No doubt you remember the campus tour—the walking backwards, the explanation of meal plans, the intramural sports speech... It's a fine tradition, but the admissions department is running out of willing volunteers. That's where you come in–you've been asked to write a program to calculate tours for campus visitors.

Locations in the map will be represented by the Loc type. A Loc includes its name and location, as well as its neighbors and the distances in meters to those neighbors. Every location will have a unique, unambiguous name.

(define-type Loc
   [loc (name : string) 
	(latitude : number) 
	(longitude : number) 
	(neighbors : (listof Loc)) 
	(distances : (listof number))])
Tours will be represented by the Tour type. A Tour stores the name of a tour and a list of its stops' names.
(define-type Tour
  [tour (name : string) 
	(stops : (listof string))])

The Admissions Office wants a program that provides the following tour-calculating function:

(tour-guide (tours : (listof Tour)) 
	    (start-lat : number) 
	    (start-lon : number)) : (listof string)
    
tour-guide produces a list of location names to walk through, ordered from first to last (including intermediate sites like street corners), to complete the given tours according to the specifications above. Since the user might not begin their tour standing at a site on the map, your tour-guide should first find the site closest to the starting position, and then continue to the nearest selected tour stop. Remember, you will be outputting a single path that visits all stops in all the selected tours.

Dijkstra's Algorithm

The map data you receive will contain many sites that are not tour stops, such as intersections and intermediate landmarks. All map sites, together with the paths between them, form a graph.

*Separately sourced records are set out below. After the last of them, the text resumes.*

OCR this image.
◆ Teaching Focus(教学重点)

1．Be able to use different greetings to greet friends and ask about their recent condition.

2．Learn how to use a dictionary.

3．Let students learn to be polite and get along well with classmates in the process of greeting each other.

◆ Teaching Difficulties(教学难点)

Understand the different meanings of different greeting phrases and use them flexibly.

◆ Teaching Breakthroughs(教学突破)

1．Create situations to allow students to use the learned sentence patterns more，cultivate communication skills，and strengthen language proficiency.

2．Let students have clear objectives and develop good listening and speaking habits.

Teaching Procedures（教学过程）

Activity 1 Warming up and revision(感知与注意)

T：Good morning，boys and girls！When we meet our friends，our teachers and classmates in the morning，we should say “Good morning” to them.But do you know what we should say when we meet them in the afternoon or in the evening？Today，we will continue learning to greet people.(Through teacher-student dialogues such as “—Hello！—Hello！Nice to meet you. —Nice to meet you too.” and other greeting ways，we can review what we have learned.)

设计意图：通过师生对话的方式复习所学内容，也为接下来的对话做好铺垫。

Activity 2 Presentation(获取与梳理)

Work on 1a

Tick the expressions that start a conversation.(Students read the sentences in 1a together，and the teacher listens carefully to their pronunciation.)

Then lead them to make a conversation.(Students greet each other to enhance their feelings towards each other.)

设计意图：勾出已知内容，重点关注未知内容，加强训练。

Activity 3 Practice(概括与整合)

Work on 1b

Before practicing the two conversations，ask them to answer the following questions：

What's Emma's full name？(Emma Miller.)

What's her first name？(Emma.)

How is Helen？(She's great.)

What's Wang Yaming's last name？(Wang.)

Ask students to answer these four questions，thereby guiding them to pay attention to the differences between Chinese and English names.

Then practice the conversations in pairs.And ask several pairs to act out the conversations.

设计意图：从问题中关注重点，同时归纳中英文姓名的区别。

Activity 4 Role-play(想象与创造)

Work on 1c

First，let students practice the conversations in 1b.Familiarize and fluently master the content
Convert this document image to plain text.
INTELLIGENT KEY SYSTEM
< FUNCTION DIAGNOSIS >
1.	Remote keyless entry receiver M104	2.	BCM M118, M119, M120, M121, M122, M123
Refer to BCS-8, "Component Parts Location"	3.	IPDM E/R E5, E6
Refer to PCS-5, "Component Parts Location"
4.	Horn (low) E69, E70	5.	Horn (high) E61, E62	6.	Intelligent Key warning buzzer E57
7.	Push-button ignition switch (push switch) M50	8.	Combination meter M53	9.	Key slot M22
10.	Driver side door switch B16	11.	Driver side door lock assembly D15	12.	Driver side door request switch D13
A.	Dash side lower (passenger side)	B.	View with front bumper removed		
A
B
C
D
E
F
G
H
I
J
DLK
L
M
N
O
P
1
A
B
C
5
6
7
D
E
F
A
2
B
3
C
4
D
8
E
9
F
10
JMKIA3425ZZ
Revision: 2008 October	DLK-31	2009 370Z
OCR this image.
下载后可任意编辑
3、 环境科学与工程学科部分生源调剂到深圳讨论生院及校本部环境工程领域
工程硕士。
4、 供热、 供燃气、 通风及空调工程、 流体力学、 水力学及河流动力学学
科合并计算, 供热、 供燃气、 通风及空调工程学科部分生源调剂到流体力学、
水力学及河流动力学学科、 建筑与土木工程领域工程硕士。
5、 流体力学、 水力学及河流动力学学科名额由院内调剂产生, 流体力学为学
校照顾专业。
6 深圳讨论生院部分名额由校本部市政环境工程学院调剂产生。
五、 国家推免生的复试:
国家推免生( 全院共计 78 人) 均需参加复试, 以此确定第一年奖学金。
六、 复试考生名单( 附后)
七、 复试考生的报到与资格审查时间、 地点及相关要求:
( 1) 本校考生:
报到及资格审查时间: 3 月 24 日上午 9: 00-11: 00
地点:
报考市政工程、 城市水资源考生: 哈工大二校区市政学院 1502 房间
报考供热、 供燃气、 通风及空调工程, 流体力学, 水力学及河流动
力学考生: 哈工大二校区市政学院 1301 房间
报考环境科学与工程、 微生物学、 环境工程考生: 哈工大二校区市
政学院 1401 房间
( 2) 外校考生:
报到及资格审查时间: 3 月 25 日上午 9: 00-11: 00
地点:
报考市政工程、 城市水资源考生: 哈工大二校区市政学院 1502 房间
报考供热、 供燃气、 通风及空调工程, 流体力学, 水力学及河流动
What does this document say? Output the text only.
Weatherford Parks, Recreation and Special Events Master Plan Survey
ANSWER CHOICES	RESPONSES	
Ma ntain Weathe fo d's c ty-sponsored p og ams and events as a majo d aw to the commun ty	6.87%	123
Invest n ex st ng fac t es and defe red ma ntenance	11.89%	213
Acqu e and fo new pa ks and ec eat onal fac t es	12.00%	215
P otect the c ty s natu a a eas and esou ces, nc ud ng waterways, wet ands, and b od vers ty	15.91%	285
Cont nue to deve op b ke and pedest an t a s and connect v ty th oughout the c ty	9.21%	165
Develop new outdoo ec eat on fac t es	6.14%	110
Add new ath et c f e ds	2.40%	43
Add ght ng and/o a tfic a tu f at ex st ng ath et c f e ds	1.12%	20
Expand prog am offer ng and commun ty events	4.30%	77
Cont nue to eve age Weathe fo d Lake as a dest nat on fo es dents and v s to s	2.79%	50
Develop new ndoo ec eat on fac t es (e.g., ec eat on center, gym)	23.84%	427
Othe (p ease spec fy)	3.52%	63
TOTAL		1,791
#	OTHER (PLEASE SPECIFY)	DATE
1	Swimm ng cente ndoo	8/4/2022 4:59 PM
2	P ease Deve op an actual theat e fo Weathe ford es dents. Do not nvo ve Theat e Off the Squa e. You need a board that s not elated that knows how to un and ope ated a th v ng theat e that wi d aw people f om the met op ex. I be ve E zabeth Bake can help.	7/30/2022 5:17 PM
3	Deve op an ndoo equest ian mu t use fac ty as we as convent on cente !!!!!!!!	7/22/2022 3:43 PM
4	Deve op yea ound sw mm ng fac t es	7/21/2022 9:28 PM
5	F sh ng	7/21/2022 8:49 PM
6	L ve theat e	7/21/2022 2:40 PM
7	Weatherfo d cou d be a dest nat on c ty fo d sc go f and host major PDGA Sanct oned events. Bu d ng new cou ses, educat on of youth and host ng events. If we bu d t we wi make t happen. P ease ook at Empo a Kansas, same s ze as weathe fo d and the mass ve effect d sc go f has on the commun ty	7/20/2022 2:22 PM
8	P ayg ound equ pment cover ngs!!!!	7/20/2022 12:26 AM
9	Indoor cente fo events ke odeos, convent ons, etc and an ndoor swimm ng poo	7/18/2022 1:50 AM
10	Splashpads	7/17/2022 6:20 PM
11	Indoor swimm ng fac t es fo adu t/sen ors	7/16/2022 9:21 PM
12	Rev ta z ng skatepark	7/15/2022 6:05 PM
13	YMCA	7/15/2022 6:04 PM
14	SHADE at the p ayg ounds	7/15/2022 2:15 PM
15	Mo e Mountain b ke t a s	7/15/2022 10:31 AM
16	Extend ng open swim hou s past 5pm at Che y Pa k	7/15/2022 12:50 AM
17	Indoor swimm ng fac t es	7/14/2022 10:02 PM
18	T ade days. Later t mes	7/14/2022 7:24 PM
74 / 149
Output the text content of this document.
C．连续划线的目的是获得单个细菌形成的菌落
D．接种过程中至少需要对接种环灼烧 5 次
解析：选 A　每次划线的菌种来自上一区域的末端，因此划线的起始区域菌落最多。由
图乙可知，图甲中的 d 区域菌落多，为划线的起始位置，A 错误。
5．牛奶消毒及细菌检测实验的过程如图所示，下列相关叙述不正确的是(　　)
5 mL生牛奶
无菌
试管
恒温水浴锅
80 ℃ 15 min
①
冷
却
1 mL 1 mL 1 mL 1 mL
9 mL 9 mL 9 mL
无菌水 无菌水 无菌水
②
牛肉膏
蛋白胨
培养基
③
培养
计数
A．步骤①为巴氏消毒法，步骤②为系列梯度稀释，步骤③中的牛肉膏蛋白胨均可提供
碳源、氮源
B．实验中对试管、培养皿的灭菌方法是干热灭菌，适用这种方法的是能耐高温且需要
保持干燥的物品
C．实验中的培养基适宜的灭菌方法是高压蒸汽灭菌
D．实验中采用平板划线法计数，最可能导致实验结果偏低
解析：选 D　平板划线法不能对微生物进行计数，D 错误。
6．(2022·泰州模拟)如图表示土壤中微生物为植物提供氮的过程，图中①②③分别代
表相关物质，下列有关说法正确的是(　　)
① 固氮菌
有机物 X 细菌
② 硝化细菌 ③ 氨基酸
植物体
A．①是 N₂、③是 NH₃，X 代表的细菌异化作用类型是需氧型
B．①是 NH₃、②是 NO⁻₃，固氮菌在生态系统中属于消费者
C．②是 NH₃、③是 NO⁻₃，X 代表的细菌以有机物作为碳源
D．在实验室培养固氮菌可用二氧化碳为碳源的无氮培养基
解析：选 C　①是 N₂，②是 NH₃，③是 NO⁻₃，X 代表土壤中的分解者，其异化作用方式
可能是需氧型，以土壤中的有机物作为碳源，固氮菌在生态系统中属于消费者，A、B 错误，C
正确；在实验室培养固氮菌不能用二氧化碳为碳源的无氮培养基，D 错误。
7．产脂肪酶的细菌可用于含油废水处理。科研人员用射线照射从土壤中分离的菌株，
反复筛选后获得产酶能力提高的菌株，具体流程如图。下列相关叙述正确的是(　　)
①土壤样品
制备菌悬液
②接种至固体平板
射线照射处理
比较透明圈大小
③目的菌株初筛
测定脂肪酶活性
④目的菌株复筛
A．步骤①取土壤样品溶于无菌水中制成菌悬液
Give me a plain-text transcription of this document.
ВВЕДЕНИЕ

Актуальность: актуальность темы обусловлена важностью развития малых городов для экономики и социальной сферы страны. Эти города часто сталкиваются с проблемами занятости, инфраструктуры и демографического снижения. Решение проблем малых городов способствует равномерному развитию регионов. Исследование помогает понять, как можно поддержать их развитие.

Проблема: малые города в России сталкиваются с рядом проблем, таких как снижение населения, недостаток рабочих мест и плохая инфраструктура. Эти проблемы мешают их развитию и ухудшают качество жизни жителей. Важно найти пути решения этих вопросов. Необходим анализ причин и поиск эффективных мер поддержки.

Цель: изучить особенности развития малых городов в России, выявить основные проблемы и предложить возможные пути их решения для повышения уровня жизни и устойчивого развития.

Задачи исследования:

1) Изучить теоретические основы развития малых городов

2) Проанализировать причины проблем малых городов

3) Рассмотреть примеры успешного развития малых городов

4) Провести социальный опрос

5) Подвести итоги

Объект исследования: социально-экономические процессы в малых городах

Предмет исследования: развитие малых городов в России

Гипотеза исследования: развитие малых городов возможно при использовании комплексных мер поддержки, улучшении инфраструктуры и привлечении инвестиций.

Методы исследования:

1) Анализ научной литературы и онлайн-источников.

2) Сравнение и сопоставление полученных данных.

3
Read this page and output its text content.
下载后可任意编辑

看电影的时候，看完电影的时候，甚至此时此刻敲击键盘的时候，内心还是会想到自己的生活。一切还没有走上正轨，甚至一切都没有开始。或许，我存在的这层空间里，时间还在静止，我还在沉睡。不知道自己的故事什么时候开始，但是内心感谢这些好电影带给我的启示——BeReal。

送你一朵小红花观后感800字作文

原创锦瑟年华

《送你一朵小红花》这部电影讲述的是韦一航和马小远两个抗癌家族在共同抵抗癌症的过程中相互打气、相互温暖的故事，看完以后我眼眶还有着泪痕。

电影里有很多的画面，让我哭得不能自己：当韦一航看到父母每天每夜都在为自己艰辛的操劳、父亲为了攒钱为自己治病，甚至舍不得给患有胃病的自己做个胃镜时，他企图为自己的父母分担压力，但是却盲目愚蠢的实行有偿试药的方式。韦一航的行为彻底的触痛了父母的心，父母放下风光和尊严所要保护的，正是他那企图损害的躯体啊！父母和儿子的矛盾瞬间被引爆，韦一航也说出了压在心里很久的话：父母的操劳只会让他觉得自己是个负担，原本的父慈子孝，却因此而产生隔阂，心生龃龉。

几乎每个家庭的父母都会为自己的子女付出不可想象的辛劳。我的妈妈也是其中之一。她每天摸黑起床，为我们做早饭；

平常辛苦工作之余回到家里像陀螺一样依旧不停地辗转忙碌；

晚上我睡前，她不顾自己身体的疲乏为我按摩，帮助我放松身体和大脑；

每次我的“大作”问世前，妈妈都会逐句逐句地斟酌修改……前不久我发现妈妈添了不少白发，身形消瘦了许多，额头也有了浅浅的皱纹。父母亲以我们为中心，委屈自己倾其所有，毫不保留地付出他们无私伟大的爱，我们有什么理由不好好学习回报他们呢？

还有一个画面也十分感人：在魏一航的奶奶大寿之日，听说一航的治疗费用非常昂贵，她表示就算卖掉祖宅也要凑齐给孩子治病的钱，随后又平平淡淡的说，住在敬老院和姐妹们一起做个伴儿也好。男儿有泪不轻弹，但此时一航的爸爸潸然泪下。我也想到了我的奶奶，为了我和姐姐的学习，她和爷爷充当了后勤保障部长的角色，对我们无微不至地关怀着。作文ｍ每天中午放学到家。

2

In order to find routes of map sites, your program will need to find shortest paths on a weighted graph. You should use Dijkstra's algorithm to take in a starting location from the map and return a collection of information about each site, including the length of the shortest path from the starting site to the current site, and the previous site along that path. Your implementation of Dijkstra's algorithm should have the following contract, where 'm is a type with the above site information:

(dijkstra (start : Loc)) : collection of 'm

Your dijkstra should run in O([s -> s * log s]) time, where s is the number of vertices in the graph. Note that a complete graph (with an edge between every pair of vertices) would have (s(s-1))/2 edges, making this impossible. However, graph representations of real maps are not so densely connected, and you may assume that each vertex has only some constant number of neighbors.

Importing Data

In addition to the types Loc and Tour described above, mapdata.rkt contains the following definitions and helper functions.

Testing

You will be expected to thoroughly test your solution with both regular tests and an oracle for your tour-guide:
(oracle (guide : ((listof Tour) number number -> (listof string)))) : boolean
Consider what criteria you might test to consider a tour-guide result to be a valid tour and how you might test its optimality by using a brute-force search instead of Dijkstra's algorithm.

Analysis

You should also hand in an analysis document addressing the following questions:
  1. Analyze the worst-case running time of your dijkstra and tour-guide functions. Show your work, as always!
  2. As is, your tour-guide always visits nearest unvisited selected stop. Is this optimal? That is, does this algorithm create the shortest path visiting all the selected tour stops? If so, explain why this is true. If not, provide a counter-example.
  3. Explain your testing strategy. How did you design your oracle, and how do your oracle testing functions evaluate the correctness of your tour guide?

What to hand in:

Your analysis must be in a pdf file on Letter-sized paper. Mathematical content must be formatted appropriately. Please, no Arial.